How do you differentiate #y=x^2+cos^-1x#?

1 Answer
Jan 12, 2017

#dy/dx=2x-1/sqrt(1-x^2)#

Explanation:

The derivative of #y# will be the sum of the derivatives of #x^2# and #cos^-1x#. We will find these separately.

DERIVATIVE OF #bb(x^2)#

Since you're expected to find the derivative of #cos^-1x#, it's likely you already know how to differentiate #x^2#. In case you've forgotten, you'll need the power rule.

The power rule states that the derivative of #x^n# is equal to #d/dxx^n=nx^(n-1)#.

So, for #x^2#, we see that the derivative of #x^2# is #d/dxx^2=2x^(2-1)=2x^1=2x#.

DERIVATIVE OF #bb(cos^-1x)#

For this, we will need to do some manipulation. First, let:

#z=cos^-1x#

By the definition of the inverse trig functions (or inverse functions in general) this tells us that

#cos(z)=x#

We now should take the derivative of both sides (with respect to #x#). On the left-hand side, this will require the chain rule since #z# is its own function.

#d/dxcos(z)=d/dxx#

#-sin(z)*(dz)/dx=1#

We then should solve for #dz/dx#, which is the derivative of #cos^-1x#.

#dz/dx=-1/sin(z)#

We can rewrite this in terms of our original function.
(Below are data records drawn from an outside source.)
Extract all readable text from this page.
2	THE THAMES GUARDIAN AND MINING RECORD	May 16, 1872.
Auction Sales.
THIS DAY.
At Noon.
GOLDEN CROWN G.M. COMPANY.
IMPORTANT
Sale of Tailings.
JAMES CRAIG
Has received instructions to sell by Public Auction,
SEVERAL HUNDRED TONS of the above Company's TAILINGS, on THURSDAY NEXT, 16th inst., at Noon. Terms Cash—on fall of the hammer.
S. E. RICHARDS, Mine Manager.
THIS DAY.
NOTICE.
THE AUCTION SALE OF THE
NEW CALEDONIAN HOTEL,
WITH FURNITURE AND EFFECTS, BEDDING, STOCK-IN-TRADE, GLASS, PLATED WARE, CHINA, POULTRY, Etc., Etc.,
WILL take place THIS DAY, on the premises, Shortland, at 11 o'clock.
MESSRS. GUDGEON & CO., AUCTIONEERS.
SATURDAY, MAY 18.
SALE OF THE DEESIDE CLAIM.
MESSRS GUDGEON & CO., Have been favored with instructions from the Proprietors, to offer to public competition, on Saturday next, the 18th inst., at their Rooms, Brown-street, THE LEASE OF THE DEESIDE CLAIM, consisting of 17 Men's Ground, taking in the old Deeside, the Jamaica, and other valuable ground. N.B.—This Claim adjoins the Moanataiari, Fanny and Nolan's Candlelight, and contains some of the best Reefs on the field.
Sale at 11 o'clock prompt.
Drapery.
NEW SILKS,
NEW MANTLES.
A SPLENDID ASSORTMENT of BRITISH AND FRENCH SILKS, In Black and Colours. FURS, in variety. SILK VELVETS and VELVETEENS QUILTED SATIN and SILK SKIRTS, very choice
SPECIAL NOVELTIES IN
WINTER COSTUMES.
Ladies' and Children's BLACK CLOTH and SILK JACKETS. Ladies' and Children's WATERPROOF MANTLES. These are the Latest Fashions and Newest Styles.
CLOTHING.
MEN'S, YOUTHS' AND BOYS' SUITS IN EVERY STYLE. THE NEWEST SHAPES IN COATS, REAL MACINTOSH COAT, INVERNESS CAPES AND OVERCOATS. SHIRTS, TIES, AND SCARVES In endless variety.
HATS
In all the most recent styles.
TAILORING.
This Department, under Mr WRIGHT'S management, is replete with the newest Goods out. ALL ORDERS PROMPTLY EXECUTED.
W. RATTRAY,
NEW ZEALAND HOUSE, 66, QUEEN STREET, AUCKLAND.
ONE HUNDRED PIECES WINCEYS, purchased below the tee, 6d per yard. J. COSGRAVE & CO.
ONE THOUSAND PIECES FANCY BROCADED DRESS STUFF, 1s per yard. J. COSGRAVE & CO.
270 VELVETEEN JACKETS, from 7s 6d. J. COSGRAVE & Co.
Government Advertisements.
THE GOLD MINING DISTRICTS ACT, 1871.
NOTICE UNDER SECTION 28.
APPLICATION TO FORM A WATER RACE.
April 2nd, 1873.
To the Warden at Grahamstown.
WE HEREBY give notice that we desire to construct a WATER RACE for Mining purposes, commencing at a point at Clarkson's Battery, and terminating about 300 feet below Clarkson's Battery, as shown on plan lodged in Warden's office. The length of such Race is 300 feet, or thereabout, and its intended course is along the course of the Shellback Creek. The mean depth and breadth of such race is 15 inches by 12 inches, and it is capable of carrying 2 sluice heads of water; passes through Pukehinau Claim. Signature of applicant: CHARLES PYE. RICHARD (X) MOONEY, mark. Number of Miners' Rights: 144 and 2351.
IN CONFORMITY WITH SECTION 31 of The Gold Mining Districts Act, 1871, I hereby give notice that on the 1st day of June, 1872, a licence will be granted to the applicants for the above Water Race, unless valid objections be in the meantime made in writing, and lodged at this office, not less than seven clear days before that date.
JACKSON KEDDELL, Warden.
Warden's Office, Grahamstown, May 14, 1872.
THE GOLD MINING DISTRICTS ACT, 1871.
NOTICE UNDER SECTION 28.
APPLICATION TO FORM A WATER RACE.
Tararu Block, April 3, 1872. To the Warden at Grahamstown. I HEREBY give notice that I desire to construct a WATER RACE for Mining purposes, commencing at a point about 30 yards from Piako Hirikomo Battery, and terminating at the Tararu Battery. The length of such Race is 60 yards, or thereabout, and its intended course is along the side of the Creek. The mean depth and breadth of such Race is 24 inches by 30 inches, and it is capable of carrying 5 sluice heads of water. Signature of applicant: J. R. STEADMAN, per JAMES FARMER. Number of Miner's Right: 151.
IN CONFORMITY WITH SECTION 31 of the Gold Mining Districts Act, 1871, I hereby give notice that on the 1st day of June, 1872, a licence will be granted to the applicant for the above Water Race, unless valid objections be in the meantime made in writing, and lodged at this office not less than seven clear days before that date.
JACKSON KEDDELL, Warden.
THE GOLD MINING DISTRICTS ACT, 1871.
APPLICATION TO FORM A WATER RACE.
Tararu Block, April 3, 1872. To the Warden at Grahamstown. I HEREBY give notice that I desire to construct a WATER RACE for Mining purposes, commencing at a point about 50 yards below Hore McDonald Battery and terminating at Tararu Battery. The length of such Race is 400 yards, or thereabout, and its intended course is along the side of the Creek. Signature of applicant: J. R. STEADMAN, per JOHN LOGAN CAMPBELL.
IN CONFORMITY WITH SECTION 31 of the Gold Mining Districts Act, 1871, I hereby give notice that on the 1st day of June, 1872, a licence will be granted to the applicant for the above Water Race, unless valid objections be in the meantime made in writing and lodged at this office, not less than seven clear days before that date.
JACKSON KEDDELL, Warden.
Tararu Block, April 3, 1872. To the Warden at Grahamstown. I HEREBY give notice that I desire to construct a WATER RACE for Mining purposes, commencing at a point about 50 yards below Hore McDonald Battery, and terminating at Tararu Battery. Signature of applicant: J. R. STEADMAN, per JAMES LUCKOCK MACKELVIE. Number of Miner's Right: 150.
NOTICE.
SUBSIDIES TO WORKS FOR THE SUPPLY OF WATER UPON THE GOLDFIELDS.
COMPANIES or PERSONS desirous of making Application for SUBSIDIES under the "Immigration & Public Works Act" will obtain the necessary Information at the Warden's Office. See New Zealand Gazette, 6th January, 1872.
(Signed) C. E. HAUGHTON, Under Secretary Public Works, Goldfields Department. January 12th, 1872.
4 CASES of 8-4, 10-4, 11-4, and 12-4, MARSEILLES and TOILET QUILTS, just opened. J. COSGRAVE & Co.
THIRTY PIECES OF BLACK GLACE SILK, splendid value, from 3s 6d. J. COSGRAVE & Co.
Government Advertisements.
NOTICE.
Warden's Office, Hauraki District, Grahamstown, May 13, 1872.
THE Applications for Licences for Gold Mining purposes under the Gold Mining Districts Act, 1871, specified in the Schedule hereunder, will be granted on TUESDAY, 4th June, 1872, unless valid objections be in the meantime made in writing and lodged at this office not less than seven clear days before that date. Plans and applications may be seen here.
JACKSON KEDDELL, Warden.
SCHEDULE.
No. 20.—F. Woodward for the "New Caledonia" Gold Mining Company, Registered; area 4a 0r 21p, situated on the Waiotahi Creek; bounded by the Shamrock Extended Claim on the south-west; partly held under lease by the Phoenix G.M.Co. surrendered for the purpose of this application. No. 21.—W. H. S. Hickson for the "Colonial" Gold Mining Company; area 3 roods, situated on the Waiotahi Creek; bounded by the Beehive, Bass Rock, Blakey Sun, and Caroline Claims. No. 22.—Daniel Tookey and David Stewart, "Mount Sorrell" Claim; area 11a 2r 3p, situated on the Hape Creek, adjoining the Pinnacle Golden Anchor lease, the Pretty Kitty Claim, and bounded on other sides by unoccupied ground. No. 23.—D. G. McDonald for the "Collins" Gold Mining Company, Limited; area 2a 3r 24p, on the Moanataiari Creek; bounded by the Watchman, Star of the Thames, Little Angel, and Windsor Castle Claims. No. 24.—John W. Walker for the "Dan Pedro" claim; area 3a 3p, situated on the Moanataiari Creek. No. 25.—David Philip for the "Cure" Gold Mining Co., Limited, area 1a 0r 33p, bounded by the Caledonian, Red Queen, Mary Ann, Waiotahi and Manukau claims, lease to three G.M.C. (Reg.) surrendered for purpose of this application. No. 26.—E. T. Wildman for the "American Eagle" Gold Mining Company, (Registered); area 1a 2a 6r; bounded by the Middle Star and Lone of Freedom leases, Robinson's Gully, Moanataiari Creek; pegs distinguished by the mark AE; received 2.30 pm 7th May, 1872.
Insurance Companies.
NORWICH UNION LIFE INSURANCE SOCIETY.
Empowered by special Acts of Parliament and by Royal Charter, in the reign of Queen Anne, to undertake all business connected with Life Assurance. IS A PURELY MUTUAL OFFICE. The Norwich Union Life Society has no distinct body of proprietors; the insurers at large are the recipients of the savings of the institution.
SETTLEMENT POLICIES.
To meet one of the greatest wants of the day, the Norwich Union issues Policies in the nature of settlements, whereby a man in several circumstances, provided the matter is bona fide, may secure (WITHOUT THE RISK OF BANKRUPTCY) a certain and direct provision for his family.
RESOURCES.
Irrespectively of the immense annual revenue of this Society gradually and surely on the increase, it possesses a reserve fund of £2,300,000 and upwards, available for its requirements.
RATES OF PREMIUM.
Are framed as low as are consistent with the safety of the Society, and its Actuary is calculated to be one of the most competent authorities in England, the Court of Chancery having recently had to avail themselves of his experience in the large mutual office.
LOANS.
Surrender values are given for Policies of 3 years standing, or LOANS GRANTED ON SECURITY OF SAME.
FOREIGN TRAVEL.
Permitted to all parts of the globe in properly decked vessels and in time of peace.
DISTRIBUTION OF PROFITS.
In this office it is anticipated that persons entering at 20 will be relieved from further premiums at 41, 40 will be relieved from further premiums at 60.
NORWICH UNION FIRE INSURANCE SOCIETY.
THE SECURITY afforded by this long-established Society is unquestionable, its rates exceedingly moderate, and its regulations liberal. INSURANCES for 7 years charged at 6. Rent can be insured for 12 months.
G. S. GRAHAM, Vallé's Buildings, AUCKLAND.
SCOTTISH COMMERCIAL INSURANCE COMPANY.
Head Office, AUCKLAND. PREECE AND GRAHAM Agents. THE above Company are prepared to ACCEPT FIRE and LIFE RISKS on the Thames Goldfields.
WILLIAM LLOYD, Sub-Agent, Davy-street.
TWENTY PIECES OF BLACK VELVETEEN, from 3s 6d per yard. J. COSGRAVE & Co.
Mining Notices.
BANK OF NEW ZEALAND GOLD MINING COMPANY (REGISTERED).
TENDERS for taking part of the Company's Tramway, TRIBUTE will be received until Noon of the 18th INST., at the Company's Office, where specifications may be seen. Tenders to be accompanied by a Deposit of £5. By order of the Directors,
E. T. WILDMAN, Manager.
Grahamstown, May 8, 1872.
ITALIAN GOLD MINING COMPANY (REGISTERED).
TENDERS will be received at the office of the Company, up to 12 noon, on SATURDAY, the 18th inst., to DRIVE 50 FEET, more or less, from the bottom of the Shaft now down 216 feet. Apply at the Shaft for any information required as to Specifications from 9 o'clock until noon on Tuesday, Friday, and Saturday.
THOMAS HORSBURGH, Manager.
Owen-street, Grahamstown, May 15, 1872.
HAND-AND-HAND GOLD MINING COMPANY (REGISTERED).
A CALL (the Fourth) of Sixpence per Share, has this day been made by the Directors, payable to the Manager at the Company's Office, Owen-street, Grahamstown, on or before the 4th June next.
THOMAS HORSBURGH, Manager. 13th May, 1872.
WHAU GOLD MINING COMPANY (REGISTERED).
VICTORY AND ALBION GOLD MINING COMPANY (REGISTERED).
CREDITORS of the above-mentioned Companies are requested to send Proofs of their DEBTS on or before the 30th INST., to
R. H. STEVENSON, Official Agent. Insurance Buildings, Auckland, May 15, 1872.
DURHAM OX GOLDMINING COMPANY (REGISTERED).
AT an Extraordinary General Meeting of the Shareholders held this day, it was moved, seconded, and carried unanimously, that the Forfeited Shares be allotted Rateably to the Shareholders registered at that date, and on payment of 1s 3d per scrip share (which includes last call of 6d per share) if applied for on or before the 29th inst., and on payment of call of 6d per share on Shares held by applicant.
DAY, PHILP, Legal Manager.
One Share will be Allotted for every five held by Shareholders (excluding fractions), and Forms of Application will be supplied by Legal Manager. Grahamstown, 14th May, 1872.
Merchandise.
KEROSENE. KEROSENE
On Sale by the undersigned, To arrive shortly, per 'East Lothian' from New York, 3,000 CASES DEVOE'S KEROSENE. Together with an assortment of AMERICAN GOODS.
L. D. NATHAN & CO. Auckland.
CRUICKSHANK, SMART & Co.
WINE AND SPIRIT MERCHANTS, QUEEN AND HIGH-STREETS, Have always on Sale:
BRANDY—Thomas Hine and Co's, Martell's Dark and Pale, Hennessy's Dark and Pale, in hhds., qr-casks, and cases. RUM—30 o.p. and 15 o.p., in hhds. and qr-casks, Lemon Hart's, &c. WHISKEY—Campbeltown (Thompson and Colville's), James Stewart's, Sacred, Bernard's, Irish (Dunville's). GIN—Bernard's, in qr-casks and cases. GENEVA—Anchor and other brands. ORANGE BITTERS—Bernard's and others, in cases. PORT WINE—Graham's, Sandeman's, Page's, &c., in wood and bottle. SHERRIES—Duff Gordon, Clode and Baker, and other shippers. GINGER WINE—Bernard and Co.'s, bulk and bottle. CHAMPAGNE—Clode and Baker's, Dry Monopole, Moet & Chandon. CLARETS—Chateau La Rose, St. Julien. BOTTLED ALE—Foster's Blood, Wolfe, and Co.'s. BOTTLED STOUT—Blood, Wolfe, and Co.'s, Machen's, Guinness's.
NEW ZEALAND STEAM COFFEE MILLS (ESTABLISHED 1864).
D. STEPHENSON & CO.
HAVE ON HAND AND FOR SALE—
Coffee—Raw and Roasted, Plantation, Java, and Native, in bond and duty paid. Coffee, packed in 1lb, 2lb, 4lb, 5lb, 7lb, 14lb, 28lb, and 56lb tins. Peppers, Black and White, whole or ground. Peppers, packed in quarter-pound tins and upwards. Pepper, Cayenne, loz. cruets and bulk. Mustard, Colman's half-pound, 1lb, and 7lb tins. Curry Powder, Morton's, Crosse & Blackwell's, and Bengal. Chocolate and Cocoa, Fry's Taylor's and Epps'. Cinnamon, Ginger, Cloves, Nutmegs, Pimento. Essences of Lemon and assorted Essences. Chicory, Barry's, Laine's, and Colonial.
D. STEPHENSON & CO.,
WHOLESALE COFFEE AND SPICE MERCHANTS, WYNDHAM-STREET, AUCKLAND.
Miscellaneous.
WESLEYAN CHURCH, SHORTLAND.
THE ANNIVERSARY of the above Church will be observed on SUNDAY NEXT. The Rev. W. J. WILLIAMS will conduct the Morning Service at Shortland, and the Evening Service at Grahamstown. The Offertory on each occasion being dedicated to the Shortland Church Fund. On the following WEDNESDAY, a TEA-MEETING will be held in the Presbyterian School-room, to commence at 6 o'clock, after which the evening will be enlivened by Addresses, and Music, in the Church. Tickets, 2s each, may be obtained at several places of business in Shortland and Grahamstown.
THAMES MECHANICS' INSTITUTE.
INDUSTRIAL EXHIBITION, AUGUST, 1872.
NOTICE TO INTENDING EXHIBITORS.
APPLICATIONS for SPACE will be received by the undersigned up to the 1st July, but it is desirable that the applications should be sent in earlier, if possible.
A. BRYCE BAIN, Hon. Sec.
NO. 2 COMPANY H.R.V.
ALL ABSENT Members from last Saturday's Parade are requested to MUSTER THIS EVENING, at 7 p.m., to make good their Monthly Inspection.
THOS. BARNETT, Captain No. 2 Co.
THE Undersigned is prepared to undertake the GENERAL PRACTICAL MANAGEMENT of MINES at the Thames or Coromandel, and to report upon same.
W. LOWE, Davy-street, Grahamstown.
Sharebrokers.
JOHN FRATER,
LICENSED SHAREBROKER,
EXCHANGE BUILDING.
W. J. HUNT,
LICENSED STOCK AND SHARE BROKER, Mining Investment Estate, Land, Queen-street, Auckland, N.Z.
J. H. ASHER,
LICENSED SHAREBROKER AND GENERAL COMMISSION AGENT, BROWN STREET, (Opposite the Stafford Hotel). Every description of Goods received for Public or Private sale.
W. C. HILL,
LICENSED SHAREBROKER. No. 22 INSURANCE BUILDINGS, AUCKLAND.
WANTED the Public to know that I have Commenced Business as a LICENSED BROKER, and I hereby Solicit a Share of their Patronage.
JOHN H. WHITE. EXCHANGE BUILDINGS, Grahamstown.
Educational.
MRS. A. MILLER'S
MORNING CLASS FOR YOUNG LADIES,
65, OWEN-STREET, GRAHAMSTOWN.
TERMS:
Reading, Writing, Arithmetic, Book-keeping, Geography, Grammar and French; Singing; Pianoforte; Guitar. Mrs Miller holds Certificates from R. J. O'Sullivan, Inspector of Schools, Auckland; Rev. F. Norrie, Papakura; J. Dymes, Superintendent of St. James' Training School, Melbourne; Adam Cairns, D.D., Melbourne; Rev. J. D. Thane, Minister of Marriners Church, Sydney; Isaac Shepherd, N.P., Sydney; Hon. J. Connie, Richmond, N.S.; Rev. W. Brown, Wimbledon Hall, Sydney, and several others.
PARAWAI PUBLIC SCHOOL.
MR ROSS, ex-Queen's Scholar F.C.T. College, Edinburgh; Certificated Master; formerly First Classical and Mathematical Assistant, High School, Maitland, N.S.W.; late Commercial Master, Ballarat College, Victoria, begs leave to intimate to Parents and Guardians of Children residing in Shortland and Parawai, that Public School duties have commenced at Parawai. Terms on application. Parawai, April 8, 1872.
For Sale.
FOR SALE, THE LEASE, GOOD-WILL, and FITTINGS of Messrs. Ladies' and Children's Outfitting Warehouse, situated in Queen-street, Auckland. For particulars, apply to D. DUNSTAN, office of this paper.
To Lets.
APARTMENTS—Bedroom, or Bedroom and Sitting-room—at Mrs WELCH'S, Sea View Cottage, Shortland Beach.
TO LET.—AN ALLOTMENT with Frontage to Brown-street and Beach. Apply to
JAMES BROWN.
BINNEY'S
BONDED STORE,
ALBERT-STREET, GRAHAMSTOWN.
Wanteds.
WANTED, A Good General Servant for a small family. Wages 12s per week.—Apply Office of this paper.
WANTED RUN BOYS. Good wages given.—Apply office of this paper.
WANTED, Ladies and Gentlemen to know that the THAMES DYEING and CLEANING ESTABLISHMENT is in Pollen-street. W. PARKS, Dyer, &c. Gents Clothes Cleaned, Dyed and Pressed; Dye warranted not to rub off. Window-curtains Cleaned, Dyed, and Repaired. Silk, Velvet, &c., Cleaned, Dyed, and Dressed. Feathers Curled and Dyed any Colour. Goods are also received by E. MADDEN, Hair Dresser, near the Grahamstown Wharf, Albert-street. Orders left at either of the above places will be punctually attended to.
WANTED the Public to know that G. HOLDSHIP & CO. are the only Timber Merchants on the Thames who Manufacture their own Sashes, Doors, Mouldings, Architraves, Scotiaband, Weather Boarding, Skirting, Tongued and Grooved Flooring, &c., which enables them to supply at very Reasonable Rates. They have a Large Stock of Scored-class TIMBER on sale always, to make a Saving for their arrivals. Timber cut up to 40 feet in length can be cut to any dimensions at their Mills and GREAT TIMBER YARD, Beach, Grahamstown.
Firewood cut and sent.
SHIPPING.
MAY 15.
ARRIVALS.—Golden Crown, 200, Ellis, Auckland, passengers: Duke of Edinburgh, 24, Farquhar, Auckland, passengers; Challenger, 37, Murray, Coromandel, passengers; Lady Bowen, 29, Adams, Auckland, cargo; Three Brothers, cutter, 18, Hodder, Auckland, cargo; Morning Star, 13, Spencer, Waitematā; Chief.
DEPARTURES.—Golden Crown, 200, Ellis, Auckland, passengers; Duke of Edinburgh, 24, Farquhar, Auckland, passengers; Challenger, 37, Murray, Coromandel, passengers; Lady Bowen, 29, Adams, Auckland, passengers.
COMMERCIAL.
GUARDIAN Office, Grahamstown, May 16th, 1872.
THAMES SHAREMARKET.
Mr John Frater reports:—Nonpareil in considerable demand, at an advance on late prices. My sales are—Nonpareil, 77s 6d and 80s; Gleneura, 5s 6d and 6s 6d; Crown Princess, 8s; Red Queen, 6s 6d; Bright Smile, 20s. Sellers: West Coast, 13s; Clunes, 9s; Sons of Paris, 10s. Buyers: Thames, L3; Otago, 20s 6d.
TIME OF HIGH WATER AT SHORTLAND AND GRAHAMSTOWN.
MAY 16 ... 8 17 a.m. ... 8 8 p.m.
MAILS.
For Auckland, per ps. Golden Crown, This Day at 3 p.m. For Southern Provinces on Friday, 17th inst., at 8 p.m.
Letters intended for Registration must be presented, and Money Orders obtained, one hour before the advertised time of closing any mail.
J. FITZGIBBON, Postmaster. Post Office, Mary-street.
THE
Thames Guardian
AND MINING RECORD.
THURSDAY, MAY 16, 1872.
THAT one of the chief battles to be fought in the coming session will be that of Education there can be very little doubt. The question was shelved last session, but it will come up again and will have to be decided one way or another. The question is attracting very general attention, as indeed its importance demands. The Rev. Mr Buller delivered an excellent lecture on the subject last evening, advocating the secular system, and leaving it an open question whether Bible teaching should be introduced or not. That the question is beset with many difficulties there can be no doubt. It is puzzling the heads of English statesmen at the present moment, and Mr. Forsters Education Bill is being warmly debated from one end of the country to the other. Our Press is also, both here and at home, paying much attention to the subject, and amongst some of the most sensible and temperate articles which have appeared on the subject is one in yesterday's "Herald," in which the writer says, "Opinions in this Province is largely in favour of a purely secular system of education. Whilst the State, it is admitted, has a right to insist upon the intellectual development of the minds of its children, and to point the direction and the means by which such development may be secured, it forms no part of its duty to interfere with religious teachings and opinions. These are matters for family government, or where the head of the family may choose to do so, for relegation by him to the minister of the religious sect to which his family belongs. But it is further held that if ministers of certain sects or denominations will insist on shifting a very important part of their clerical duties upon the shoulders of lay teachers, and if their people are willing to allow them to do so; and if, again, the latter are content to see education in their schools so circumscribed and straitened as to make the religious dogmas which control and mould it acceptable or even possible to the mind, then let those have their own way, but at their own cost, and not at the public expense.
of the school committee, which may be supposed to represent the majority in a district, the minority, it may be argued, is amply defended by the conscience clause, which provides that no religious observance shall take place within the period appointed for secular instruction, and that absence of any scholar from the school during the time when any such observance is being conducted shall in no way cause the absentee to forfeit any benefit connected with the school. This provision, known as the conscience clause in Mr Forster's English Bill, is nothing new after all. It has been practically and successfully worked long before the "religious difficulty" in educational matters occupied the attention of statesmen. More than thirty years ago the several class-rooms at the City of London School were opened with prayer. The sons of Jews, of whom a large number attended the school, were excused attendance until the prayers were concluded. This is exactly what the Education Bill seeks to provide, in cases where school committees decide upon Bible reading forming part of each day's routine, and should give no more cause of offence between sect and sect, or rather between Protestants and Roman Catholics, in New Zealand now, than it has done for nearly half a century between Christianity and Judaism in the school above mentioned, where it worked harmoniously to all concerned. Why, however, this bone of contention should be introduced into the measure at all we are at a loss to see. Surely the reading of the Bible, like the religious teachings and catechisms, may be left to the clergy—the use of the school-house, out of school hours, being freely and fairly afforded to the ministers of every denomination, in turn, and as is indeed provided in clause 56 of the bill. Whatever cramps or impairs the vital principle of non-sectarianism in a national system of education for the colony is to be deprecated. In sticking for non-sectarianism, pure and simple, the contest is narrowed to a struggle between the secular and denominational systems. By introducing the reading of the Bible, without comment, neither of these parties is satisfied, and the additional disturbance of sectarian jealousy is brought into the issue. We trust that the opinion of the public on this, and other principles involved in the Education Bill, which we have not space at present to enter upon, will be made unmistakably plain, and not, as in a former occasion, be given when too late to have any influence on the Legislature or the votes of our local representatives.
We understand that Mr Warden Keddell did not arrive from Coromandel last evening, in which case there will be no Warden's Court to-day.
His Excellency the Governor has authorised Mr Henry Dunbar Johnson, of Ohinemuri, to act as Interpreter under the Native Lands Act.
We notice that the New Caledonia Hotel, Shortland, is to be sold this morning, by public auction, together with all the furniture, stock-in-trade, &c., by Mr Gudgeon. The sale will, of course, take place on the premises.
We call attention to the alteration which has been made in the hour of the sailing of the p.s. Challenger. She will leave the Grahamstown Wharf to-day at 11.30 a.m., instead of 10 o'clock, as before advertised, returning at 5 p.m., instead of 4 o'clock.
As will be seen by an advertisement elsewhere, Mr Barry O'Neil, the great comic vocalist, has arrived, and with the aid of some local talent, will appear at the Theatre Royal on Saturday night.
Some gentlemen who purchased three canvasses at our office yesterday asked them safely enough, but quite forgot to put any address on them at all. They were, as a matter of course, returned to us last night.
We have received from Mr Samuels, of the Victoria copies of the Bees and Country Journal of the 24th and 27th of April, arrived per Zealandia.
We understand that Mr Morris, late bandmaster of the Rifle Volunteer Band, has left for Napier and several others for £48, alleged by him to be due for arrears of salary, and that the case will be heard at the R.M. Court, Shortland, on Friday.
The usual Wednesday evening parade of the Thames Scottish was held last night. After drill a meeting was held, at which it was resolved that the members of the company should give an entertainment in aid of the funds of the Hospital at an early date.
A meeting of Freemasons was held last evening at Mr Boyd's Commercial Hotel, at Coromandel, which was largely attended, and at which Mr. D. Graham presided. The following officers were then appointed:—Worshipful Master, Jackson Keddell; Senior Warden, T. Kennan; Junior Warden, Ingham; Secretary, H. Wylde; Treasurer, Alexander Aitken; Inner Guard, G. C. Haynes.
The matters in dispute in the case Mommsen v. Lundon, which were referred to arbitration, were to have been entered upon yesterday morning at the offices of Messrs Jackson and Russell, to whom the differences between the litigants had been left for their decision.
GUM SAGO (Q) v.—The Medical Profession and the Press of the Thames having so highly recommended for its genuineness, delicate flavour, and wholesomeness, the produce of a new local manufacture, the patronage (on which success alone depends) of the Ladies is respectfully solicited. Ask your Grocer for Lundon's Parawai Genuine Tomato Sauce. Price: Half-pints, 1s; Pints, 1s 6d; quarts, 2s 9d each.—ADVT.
Remember, #cos(z)=x#. Furthermore, from the Pythagorean identity #sin^2(z)+cos^2(z)=1# we can say that #sin(z)=sqrt(1-cos^2(z))#.

#d/dxcos^-1x=-1/sqrt(1-cos^2(z))#

And since #cos(z)=x#, we can replace #cos^2(z)# with #x^2#:

#d/dxcos^-1x=-1/sqrt(1-x^2)#

PUTTING THEM TOGETHER

We then see that:

#dy/dx=d/dxx^2+d/dxcos^-1x#

#dy/dx=2x+(-1/sqrt(1-x^2))#

#dy/dx=2x-1/sqrt(1-x^2)#